Scirea’s death moved all Italians, not just Juventus supporters. He was a champion on the pitch - of that there was never any doubt. He was one of the finest liberos ever to play the game and would lift the World Cup in 1982, winning everything at club level, including seven Scudetti, and all four major European trophies in a glittering 14-year career in Turin.

But it was the example Scirea set as a role model that would render him truly immortal. When he was in the academy at Atalanta, the coaches cheekily promised him a bonus if he got a yellow card. Scirea responded by never being sent off in his entire career, the 148 games he played consecutively for Juventus over four years only coming to an end on account of an injury.

His class really knew no bounds. One of the most remarkable sights in the history of Italian football came when Scirea waded into a fight that had broken out during a match between Juventus and Fiorentina. Unlike some of his teammates, he didn’t join in and start swinging punches himself - far from it. Scirea merely separated the offending players and pointed to the stands. “Your wives are watching,” he shouted.

It’s no exaggeration to suggest that, more than anyone else before or since, Scirea epitomixed what was known as lo stile Juve, a philosophy outlined by the club’s great patron Edoardo Agnelli, which exalted “simplicity, professionalism and sobriety.” He consciously eschewed the limelight. So much so that Dino Zoff would tell reporters: “Leave him be, if you have something to say to him, say it to me.”

Giovanni Trapattoni even called him “a leader in a monk’s habit” and of course Trap wasn’t wrong. When Scirea signed for Juventus, he shared an apartment for four months with Luciano Spinosi, one of the team’s veteran players whose place he would eventually take.
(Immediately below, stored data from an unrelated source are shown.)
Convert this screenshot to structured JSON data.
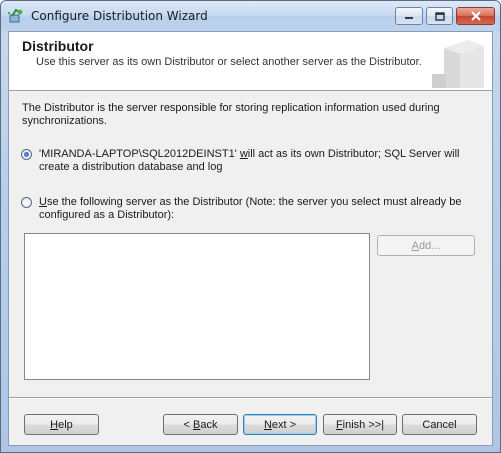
{
  "window": {
    "title": "Configure Distribution Wizard",
    "icon": "wizard-icon",
    "buttons": {
      "minimize": "minimize-icon",
      "maximize": "maximize-icon",
      "close": "close-icon"
    }
  },
  "header": {
    "title": "Distributor",
    "subtitle": "Use this server as its own Distributor or select another server as the Distributor."
  },
  "body": {
    "description": "The Distributor is the server responsible for storing replication information used during synchronizations.",
    "option1": {
      "prefix": "'MIRANDA-LAPTOP\\SQL2012DEINST1' ",
      "mnemonic": "w",
      "suffix": "ill act as its own Distributor; SQL Server will create a distribution database and log",
      "checked": true
    },
    "option2": {
      "mnemonic": "U",
      "suffix": "se the following server as the Distributor (Note: the server you select must already be configured as a Distributor):",
      "checked": false
    },
    "server_list": [],
    "add_button": {
      "mnemonic": "A",
      "rest": "dd...",
      "enabled": false
    }
  },
  "footer": {
    "help": {
      "mnemonic": "H",
      "rest": "elp"
    },
    "back": {
      "pre": "< ",
      "mnemonic": "B",
      "rest": "ack"
    },
    "next": {
      "mnemonic": "N",
      "rest": "ext >"
    },
    "finish": {
      "mnemonic": "F",
      "rest": "inish >>|"
    },
    "cancel": {
      "label": "Cancel"
    }
  },
  "colors": {
    "title_bar": "#c6d9f1",
    "close_button": "#c5452f",
    "dialog_bg": "#f0f0f0"
  }
}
Spinosi would come back from one of his many nights out on the town to find the same scene - Scirea still up watching TV alone.
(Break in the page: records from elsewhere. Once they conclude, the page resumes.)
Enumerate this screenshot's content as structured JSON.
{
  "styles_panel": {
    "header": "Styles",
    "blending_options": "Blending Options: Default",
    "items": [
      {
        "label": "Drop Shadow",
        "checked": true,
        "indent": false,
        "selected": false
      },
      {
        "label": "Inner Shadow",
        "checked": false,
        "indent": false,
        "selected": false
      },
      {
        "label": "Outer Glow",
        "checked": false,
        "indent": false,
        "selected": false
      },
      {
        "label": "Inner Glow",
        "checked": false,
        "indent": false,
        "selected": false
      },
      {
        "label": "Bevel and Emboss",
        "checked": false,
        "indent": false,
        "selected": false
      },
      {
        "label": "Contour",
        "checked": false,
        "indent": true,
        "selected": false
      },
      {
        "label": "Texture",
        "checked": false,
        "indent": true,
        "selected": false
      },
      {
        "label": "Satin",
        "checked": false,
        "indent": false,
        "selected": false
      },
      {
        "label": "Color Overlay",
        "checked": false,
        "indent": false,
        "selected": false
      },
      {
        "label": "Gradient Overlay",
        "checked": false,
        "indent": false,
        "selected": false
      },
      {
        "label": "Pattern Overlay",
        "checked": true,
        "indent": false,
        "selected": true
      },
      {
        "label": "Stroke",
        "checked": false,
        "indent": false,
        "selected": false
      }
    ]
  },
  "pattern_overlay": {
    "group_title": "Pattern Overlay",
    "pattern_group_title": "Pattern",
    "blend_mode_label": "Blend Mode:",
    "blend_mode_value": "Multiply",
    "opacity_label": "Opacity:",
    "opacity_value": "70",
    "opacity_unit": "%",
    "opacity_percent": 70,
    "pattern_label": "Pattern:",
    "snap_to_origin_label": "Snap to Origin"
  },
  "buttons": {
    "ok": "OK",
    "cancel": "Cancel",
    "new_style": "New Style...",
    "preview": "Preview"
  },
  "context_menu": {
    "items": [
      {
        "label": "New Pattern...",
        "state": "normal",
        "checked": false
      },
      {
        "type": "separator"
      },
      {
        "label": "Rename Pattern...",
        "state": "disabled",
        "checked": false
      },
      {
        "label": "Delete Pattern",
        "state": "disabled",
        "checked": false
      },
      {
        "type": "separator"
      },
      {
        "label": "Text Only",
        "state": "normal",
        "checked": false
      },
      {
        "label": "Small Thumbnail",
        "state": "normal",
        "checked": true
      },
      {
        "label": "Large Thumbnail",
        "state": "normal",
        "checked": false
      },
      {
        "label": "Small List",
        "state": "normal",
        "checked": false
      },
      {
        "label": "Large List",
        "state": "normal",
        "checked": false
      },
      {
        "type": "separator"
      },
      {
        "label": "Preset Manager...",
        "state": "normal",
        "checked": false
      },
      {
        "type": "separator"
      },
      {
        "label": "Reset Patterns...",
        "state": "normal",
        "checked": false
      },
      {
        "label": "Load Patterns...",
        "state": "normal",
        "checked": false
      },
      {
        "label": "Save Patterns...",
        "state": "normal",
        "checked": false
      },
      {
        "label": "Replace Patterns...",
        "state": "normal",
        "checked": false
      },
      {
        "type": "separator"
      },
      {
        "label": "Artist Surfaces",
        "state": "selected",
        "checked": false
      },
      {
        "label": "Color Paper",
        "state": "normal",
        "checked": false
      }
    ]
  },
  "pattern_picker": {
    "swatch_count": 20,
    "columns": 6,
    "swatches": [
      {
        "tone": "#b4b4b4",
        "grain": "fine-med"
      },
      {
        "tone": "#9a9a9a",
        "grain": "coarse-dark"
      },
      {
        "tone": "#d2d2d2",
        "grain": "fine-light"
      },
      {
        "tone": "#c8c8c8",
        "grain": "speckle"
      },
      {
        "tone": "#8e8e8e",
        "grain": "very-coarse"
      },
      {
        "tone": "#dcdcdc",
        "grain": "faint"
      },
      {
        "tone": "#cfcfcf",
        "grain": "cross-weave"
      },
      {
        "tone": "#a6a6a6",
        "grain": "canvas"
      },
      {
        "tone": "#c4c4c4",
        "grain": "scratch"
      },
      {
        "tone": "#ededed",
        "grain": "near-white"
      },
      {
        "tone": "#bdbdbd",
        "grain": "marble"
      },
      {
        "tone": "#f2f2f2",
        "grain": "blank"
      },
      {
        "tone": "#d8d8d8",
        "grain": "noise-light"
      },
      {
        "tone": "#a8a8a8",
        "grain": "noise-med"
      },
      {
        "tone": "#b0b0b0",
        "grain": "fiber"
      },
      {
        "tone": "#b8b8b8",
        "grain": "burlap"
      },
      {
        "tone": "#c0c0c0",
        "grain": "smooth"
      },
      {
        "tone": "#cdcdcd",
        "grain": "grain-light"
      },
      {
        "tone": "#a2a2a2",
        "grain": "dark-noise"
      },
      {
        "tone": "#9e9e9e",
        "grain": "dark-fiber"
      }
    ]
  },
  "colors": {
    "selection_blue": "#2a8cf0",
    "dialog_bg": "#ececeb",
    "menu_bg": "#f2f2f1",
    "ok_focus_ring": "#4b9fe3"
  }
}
“Gaetano never went out,” Spinosi said awestruck. “I’d return and find him in front of the TV. I’d change the channel and he wouldn’t breathe a word.”

Legend also has it that Scirea would go so far as to ask Zoff for “permission to unwind.” The room the two old friends shared together at training camp or on the road was jokingly known as “Switzerland” because it was always so quiet.
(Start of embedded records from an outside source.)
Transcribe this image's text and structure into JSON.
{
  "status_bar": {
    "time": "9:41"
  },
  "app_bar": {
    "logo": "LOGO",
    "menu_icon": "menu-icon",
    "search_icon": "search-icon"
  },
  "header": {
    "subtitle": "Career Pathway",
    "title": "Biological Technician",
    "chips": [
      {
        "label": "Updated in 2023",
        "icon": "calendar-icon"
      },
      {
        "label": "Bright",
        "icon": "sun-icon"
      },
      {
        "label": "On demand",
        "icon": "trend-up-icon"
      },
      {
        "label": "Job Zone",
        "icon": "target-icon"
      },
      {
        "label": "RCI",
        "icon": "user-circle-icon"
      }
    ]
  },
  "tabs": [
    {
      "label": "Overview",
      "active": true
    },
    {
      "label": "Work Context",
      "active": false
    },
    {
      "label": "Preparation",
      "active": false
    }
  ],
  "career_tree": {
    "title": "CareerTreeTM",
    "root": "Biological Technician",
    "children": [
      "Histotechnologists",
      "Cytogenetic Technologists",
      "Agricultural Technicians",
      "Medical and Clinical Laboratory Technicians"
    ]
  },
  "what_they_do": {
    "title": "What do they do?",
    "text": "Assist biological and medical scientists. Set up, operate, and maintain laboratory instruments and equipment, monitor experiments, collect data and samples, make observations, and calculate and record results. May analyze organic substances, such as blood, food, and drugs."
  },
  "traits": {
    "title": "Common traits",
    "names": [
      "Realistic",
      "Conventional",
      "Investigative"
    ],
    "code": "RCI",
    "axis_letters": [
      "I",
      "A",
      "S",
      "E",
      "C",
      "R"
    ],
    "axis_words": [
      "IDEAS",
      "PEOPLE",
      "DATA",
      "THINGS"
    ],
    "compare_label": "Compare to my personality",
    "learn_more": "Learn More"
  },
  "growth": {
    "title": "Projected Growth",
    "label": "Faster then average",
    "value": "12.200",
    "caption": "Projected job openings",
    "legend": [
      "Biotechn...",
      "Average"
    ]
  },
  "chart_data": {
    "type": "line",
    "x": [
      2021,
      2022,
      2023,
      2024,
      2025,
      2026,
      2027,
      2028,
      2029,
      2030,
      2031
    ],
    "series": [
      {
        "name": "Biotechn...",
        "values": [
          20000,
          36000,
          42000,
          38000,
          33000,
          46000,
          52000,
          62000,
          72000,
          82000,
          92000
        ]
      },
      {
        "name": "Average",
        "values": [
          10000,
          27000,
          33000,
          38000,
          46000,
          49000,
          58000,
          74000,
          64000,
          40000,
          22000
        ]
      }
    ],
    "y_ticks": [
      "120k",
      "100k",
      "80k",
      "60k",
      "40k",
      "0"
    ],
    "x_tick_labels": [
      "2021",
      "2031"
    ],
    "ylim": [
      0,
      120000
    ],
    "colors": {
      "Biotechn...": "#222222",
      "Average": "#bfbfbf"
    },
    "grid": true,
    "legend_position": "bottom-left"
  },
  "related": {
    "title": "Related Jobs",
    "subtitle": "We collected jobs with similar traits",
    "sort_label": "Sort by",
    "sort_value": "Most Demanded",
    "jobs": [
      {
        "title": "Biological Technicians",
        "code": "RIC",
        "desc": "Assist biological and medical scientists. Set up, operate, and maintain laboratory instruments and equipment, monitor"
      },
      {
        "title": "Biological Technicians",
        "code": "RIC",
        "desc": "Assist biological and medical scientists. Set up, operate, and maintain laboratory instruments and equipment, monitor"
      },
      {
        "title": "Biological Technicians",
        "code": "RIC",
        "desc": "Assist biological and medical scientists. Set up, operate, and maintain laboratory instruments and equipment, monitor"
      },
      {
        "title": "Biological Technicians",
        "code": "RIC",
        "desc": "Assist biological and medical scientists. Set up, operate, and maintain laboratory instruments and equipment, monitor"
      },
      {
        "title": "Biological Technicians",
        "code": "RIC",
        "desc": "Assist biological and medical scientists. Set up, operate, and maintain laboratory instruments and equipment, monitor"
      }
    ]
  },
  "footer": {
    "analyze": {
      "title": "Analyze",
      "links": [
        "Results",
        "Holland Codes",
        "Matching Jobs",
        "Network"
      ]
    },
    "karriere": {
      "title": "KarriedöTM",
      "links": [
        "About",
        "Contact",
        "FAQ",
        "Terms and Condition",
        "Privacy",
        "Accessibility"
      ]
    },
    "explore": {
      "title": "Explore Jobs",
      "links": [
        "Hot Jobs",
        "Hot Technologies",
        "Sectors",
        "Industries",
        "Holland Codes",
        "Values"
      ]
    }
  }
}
Indeed, what made Scirea remarkable wasn’t just his professionalism, or his sense of loyalty, which stretched to him leaving a brand new BMW that his in-laws had given him in the garage because “Juventus is Fiat.” It was the privilege he felt at being a footballer. He never lost that feeling.

Scirea #6 never received a red card in his 16-year professional career and is remembered for his sportmanship and sense of fair play. (Getty Images)

When Juventus won the Scudetto in 1975, Scirea made a rare exception by going out all night with the lads. He got home at 6 a.m. and - still giddy with excitement - he popped out to get a paper commemorating the Bianconeri’s victory. But as he walked out the door, he couldn’t bring himself to do it. The newsagent was next to a tram stop, which took workers to Fiat’s factories.

“I was ashamed of being seen dressed up for a night out at that time in the morning when people were going to work,” he said. Scirea turned around and decided to go without the paper.

Such a gesture is rare in the modern game – nowadays a misguided sense of entitlement is more common among footballers than empathy, let alone humility. Asked to reveal what he missed most about his former team-mate, Zoff would reply: “The silence in this world full of noise.”

If that’s the case then there’s surely no better time than now to hear of Scirea’s gentlemanly example, for it doubtlessly speaks volumes even when falling on deaf ears.